All sides in today’s Iraq debate share a common but unspoken assumption: the way to succeed in Iraq is to refight the Vietnam War, but the right way this time. Official strategy mirrors the Nixon administration playbook: win hearts and minds while handing the fighting over to the locals.
The antiwar movement thinks we have already lost Iraqi hearts and minds and should thus get out. Prowar critics argue that we should use late-war Vietnam territorial defense tactics, not early-war Vietnam offensive methods.
But while the debate is Vietnam redux, the war is not. Vietnam was a Maoist “people’s war,” Iraq is a communal civil war with very different dynamics, and civil wars demand very different strategies than Maoist wars.
U.S. military strategy for Iraq now centers on “Iraqization,” the program to equip and train Iraqi security forces to replace American troops. For a Maoist people’s war, this would make sense: it would undermine the nationalist component of insurgent resistance, improve intelligence and provide the troops needed for real security.
But in a civil war, Iraqization only throws gasoline on the fire. Sunnis perceive the national security forces as a Shiite-Kurd militia on steroids. They have a point: In an intercommunal conflict, the most effective units are the ones that are communally homogeneous. And if we want an effective Iraqi force anytime soon, it’s going to be mostly Shiite and Kurdish.
The bigger and stronger we make national security forces, the more threatened the Sunnis feel, and the harder they are likely to fight back in a struggle that is ultimately about communal self-preservation.
The solution to inter-communal conflicts like this is a constitutional deal wherein each party agrees to ironclad guarantees of shared power that deny any the ability to oppress the others. But a large, powerful, U.S.-armed, U.S.-trained, Shiite-Kurd security force makes any such constitutional deal a fiction.
To resolve an intercommunal civil war, as opposed to countering a people’s war, implies at least two major policy changes.
First, we must slow, not accelerate, the growth of Iraqi security forces. Even an Iraqi force with Sunni enlistees is a problem if it precedes, not follows, a constitutional deal. Combat motivation is bound to suffer if mixed Shiite-Sunni units are asked to fight Sunni enemies. And the force we can get in the near term may have few Sunnis despite efforts to recruit them. Either possibility aggravates the real conflict.
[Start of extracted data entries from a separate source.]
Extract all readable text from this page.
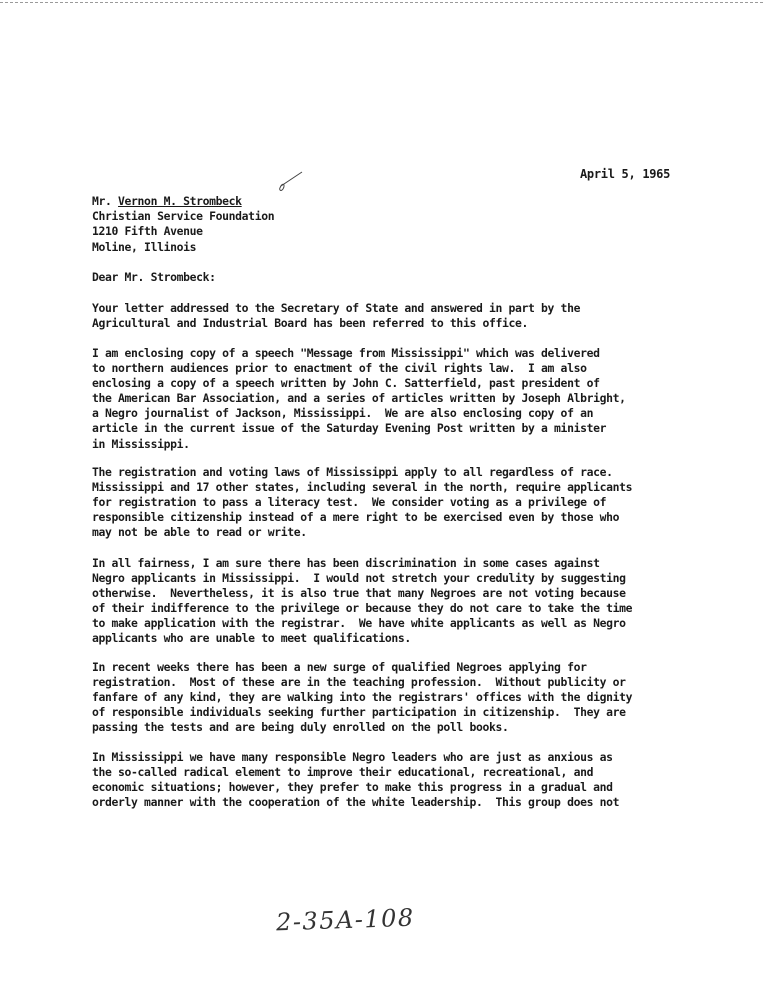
April 5, 1965
Mr. Vernon M. Strombeck
Christian Service Foundation
1210 Fifth Avenue
Moline, Illinois
Dear Mr. Strombeck:
Your letter addressed to the Secretary of State and answered in part by the
Agricultural and Industrial Board has been referred to this office.
I am enclosing copy of a speech "Message from Mississippi" which was delivered
to northern audiences prior to enactment of the civil rights law.  I am also
enclosing a copy of a speech written by John C. Satterfield, past president of
the American Bar Association, and a series of articles written by Joseph Albright,
a Negro journalist of Jackson, Mississippi.  We are also enclosing copy of an
article in the current issue of the Saturday Evening Post written by a minister
in Mississippi.
The registration and voting laws of Mississippi apply to all regardless of race.
Mississippi and 17 other states, including several in the north, require applicants
for registration to pass a literacy test.  We consider voting as a privilege of
responsible citizenship instead of a mere right to be exercised even by those who
may not be able to read or write.
In all fairness, I am sure there has been discrimination in some cases against
Negro applicants in Mississippi.  I would not stretch your credulity by suggesting
otherwise.  Nevertheless, it is also true that many Negroes are not voting because
of their indifference to the privilege or because they do not care to take the time
to make application with the registrar.  We have white applicants as well as Negro
applicants who are unable to meet qualifications.
In recent weeks there has been a new surge of qualified Negroes applying for
registration.  Most of these are in the teaching profession.  Without publicity or
fanfare of any kind, they are walking into the registrars' offices with the dignity
of responsible individuals seeking further participation in citizenship.  They are
passing the tests and are being duly enrolled on the poll books.
In Mississippi we have many responsible Negro leaders who are just as anxious as
the so-called radical element to improve their educational, recreational, and
economic situations; however, they prefer to make this progress in a gradual and
orderly manner with the cooperation of the white leadership.  This group does not
2-35A-108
Second, we must treat the military future of Iraq as a tool for brokering constitutional compromise, not as a quick ticket home for American troops. That is, we must threaten to throw American military power behind either side in today’s civil war as needed to compel the other to compromise.
If the Sunnis refuse to compromise, they must be threatened with full U.S. support for a homogeneous Shiite-Kurd army. If the Sunnis do agree to a compromise, they must be promised U.S. protection from communal rivals until a stable power-sharing deal can ensure their security without us.
Conversely, if the Shiite-Kurd alliance refuses to compromise, they must be threatened with abandonment or even U.S. assistance to their Sunni rivals. If they do compromise, they, too, must be promised sustained American protection until a power-sharing constitution is fully implemented.
Today’s policy does the opposite. We have promised to remain until the creation of an effective Iraqi security force that Sunnis see as hostile, and we intend to do this regardless of either side’s bargaining behavior.
This undermines both sides’ incentives to negotiate. For the Sunnis, the national military is coming whether they compromise or not - indeed, compromise merely trades their arms for a piece of constitutional paper backed by a hostile Shiite-Kurd army.
Shiites and Kurds, conversely, fear the Sunnis, but have been promised U.S. protection until and unless they can defend themselves whether they compromise or not. So why should they?
Yet the picture is not hopeless. Each of Iraq’s parties is better served by a power-sharing deal than by an unconstrained, high-intensity version of today’s low-intensity civil war. The willingness of the Shiites to compromise on constitutional amendment procedures last December gives grounds for hope that these common interests may yet prevail.
But today’s U.S. military policy hinders rather than helps these crucial negotiations. Our prospects in Iraq are surely better if we stop opposing a civil war with a strategy designed for a Maoist people’s war.